– Он сказал, что это я придумал? – удивился Том.

– Такому мальчику, как Клод, – ответил священник, – воспитанному в христианской семье, каждое воскресенье ходившему в церковь, никогда бы и в голову не пришла столь отвратительная затея.

– Ладно, – буркнул Томас. Черт возьми, он еще доберется до Клода.

– К счастью, – продолжал священник, – когда в тот ужасный вечер он пришел с покалеченной рукой к своему дяде, доктору Роберту Тинкеру, в доме никого не было. Доктор Тинкер оказал мальчику необходимую медицинскую помощь и заставил рассказать, как все случилось, а потом отвез его домой на своей машине. Хвала Всевышнему, их никто не видел. Но у Клода очень сильные ожоги, и ему придется ходить с повязкой по крайней мере недели три. Дома ему все это время, естественно, не отсидеться: горничная может что-то заподозрить, его может увидеть посыльный или зайдет навестить сердобольный школьный товарищ…
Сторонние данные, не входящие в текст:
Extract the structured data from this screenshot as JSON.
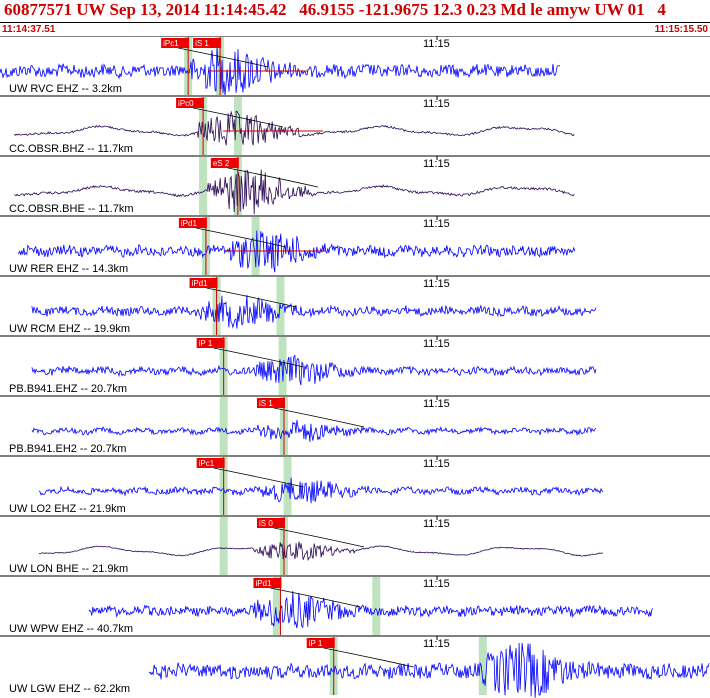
{
  "header": {
    "title": "60877571 UW Sep 13, 2014 11:14:45.42   46.9155 -121.9675 12.3 0.23 Md le amyw UW 01   4",
    "start_time": "11:14:37.51",
    "end_time": "11:15:15.50"
  },
  "colors": {
    "header_text": "#cc0000",
    "trace_blue": "#0000ff",
    "trace_dark": "#2a0a55",
    "pick_box": "#ee0000",
    "window_green": "#bfe3bf",
    "predicted_curve": "#000000",
    "amplitude_line": "#cc0000"
  },
  "chart_data": {
    "type": "line",
    "x_axis": {
      "start": "11:14:37.51",
      "end": "11:15:15.50",
      "tick_label": "11:15"
    },
    "grid": false,
    "series": [
      {
        "name": "UW RVC EHZ -- 3.2km",
        "color": "blue",
        "start": 0.0,
        "end": 0.79,
        "picks": [
          {
            "label": "iPc1",
            "t": 0.265
          },
          {
            "label": "iS 1",
            "t": 0.31
          }
        ],
        "windows": [
          0.265,
          0.31
        ],
        "amp": 12,
        "burst": 0.31,
        "redline": true
      },
      {
        "name": "CC.OBSR.BHZ -- 11.7km",
        "color": "dark",
        "start": 0.02,
        "end": 0.81,
        "picks": [
          {
            "label": "iPc0",
            "t": 0.286
          }
        ],
        "windows": [
          0.286,
          0.335
        ],
        "amp": 10,
        "burst": 0.32,
        "redline": true
      },
      {
        "name": "CC.OBSR.BHE -- 11.7km",
        "color": "dark",
        "start": 0.02,
        "end": 0.81,
        "picks": [
          {
            "label": "eS 2",
            "t": 0.335
          }
        ],
        "windows": [
          0.286,
          0.335
        ],
        "amp": 12,
        "burst": 0.335,
        "redline": false
      },
      {
        "name": "UW RER EHZ -- 14.3km",
        "color": "blue",
        "start": 0.025,
        "end": 0.81,
        "picks": [
          {
            "label": "iPd1",
            "t": 0.29
          }
        ],
        "windows": [
          0.29,
          0.36
        ],
        "amp": 10,
        "burst": 0.36,
        "redline": true
      },
      {
        "name": "UW RCM EHZ -- 19.9km",
        "color": "blue",
        "start": 0.045,
        "end": 0.84,
        "picks": [
          {
            "label": "iPd1",
            "t": 0.305
          }
        ],
        "windows": [
          0.305,
          0.395
        ],
        "amp": 8,
        "burst": 0.325,
        "redline": false
      },
      {
        "name": "PB.B941.EHZ -- 20.7km",
        "color": "blue",
        "start": 0.045,
        "end": 0.84,
        "picks": [
          {
            "label": "iP 1",
            "t": 0.315
          }
        ],
        "windows": [
          0.315,
          0.398
        ],
        "amp": 7,
        "burst": 0.4,
        "redline": false
      },
      {
        "name": "PB.B941.EH2 -- 20.7km",
        "color": "blue",
        "start": 0.045,
        "end": 0.84,
        "picks": [
          {
            "label": "iS 1",
            "t": 0.4
          }
        ],
        "windows": [
          0.315,
          0.4
        ],
        "amp": 5,
        "burst": 0.405,
        "redline": false
      },
      {
        "name": "UW LO2 EHZ -- 21.9km",
        "color": "blue",
        "start": 0.055,
        "end": 0.85,
        "picks": [
          {
            "label": "iPc1",
            "t": 0.315
          }
        ],
        "windows": [
          0.315,
          0.405
        ],
        "amp": 6,
        "burst": 0.41,
        "redline": false
      },
      {
        "name": "UW LON BHE -- 21.9km",
        "color": "dark",
        "start": 0.055,
        "end": 0.85,
        "picks": [
          {
            "label": "iS 0",
            "t": 0.4
          }
        ],
        "windows": [
          0.315,
          0.4
        ],
        "amp": 5,
        "burst": 0.4,
        "redline": false
      },
      {
        "name": "UW WPW EHZ -- 40.7km",
        "color": "blue",
        "start": 0.125,
        "end": 0.92,
        "picks": [
          {
            "label": "iPd1",
            "t": 0.395
          }
        ],
        "windows": [
          0.39,
          0.53
        ],
        "amp": 9,
        "burst": 0.4,
        "redline": false
      },
      {
        "name": "UW LGW EHZ -- 62.2km",
        "color": "blue",
        "start": 0.21,
        "end": 1.0,
        "picks": [
          {
            "label": "iP 1",
            "t": 0.47
          }
        ],
        "windows": [
          0.47,
          0.68
        ],
        "amp": 14,
        "burst": 0.72,
        "redline": false
      }
    ]
  }
}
– О Господи, Энтони, перестань читать проповедь, – прервал брата мистер Тинкер. Его побледневшее лицо дергалось, а глаза покраснели. Он шагнул к Томасу. – Вчера вечером мы отвезли этого мерзавца в Нью-Йорк, а сегодня утром посадили на калифорнийский самолет. В Сан-Франциско живет его тетя. Он побудет у нее, пока не поправится, а потом отправится в военное училище и, по мне, пускай хоть до самой смерти не появляется в Порт-Филипе. Твоему отцу, если у него есть голова на плечах, тоже следует немедленно отправить тебя из города. И как можно дальше, где никто тебя не знает и не будет задавать никаких вопросов.

– Пусть это вас не беспокоит, – сказал Джордах. – Сегодня к вечеру его здесь уже не будет.

– Да уж, постарайтесь его убрать, не то… – произнес Тинкер.

– Все ясно. – Джордах открыл дверь. – А теперь проваливайте отсюда. Вы мне оба порядком надоели.

– Пошли уж, Джон, – сказал священник. – Я уверен, мистер Джордах поступит как надо.

Но Тинкер не мог уйти, не сказав последнего слова.

– Слишком легко вы отделываетесь, – сказал он. – Вы все. – И вышел из булочной.

– Да простит тебя Бог, сын мой, – сказал священник и вышел вслед за братом.

Джордах захлопнул за ними дверь и обернулся к Томасу:

– Достукался, подлец? Ну подожди, я научу тебя уму-разуму.

Прихрамывая, он подошел к сыну и замахнулся кулаком. Удар пришелся Томасу по макушке. Он пошатнулся, но тут же инстинктивно сделал выпад и правой рукой молниеносно нанес отцу сильнейший удар в висок. Аксель покачнулся, выставил вперед руки, но не упал. Он с изумлением смотрел на сына, голубые глаза которого горели лютой ненавистью. Затем Томас улыбнулся и опустил руки.

– Ну давай, бей, – презрительно сказал Томас. – Сыночек больше не ударит своего храброго папочку.

Джордах размахнулся и ударил его еще раз. Левая щека у Томаса вздулась и побагровела, но он продолжал улыбаться.

Аксель уронил руки. Этот удар был символическим, и только. «Бессмысленно, – подумал он как в тумане. – Ох, сыновья…»

– Ладно, – сказал он. – Кончено. Рудольф посадит тебя на автобус в Графтон. Оттуда ты первым же поездом отправишься в Олбани. Там ты пересядешь и поедешь в Огайо к моему брату. Я позвоню ему, и он будет тебя ждать. Поедешь без вещей. Я не хочу, чтобы тебя видели с чемоданом.

Они вышли из булочной. Томас заморгал, ослепленный солнцем.

– Подожди здесь. Я скажу Рудольфу, чтобы он спустился. У меня нет ни малейшего желания устраивать тебе прощание с матерью. – Джордах запер дверь булочной и проковылял в дом.

Только когда отец ушел, Томас осторожно ощупал распухшую челюсть.

VIII

Через десять минут Аксель вернулся вместе с Рудольфом, который нес зеленоватый, в полоску, пиджак от единственного костюма Томаса, купленного два года назад. Костюм был ему уже мал. Томас не мог в нем свободно двигаться, а руки торчали из коротких рукавов.